In the instant matter, the Court finds that Defendant Candace B. Perkins has met her burden upon summary judgment as she avers that she was stopped at a red light at the time her vehicle was hit in the rear. In opposition thereto, neither co-defendants nor Plaintiff have demonstrated a triable issue of fact, as no party contends that Defendant Perkins stopped short at the time of the subject occurrence nor do they offer any other non-negligent explanation. Accordingly, Defendant Perkins' motion for summary judgment and dismissal of the Complaint against her is granted.

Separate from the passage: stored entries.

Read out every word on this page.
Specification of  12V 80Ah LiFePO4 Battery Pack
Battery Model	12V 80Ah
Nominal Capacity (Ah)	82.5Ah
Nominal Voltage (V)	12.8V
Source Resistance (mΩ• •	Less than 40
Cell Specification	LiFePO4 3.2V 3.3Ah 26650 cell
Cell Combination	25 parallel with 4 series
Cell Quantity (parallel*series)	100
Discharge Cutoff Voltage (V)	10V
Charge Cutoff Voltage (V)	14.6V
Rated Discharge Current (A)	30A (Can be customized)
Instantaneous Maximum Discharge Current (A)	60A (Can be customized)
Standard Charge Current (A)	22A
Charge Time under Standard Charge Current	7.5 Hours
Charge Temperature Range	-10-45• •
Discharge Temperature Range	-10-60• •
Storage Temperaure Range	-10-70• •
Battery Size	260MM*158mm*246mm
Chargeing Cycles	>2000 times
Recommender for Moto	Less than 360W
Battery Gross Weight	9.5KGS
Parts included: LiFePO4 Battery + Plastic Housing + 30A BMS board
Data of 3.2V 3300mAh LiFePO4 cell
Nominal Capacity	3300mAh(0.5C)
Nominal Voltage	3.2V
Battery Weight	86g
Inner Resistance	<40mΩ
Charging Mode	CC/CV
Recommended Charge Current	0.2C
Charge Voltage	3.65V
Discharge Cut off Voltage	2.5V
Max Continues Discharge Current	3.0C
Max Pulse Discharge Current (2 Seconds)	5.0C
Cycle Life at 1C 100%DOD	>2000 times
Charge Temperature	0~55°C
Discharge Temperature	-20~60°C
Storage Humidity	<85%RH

Plaintiff, however, has failed to establish his prima facie entitlement to summary judgment against Tara Rose Shannon and Dawn Shannon. Plaintiff does not submit an affidavit that the vehicle he was a passenger in at the time of the accident was stopped when struck in the rear. The affidavit of Defendant Perkins is silent with respect to this issue. In any event, Defendants have demonstrated a triable issue of fact as to whether the non-party driver, Julyssa D. Pinos. stopped short, without warning or signaling, at the time of the occurrence. Accepting defendants' version of the accident as true, as the Court must on a summary judgment motion, a stop at an intersection without traffic control devices would not be foreseeable. "On a motion for summary judgment, the function of the court is not to determine issues of fact or credibility, but merely to determine the existence of such issues." Dykeman v. Heht, 52 A.D.3d 767, 769, 52 A.D.3d 767 (2d Dept. 2008), As such, Plaintiff's summary judgment motion made prior to discovery must be denied, with leave to re-file upon completion of discovery, Accordingly, it is hereby
ORDERED that Defendant Candace B. Perkins' Notice of Motion (#1) for summary judgment and dismissal of the Complaint against her is GRANTED in its entirety; and it is further
ORDERED that Plaintiff's Notice of Cross-Motion (#2) for summary judgment, pursuant to CPLR § 3212, is DENIED, with leave to renew after the completion of discovery; and it is further and it is further
ORDERED that the remaining parties shall continue with discovery pursuant to the discovery schedule set forth at the Preliminary Conference; and it is further
ORDERED that this matter is scheduled for a Compliance Conference on WEDNESDAY, NOVEMBER 13, 2019, at 9:45 a.m.
The foregoing constitutes the Opinion, Decision & Order of the Court on Motions #1 and #2.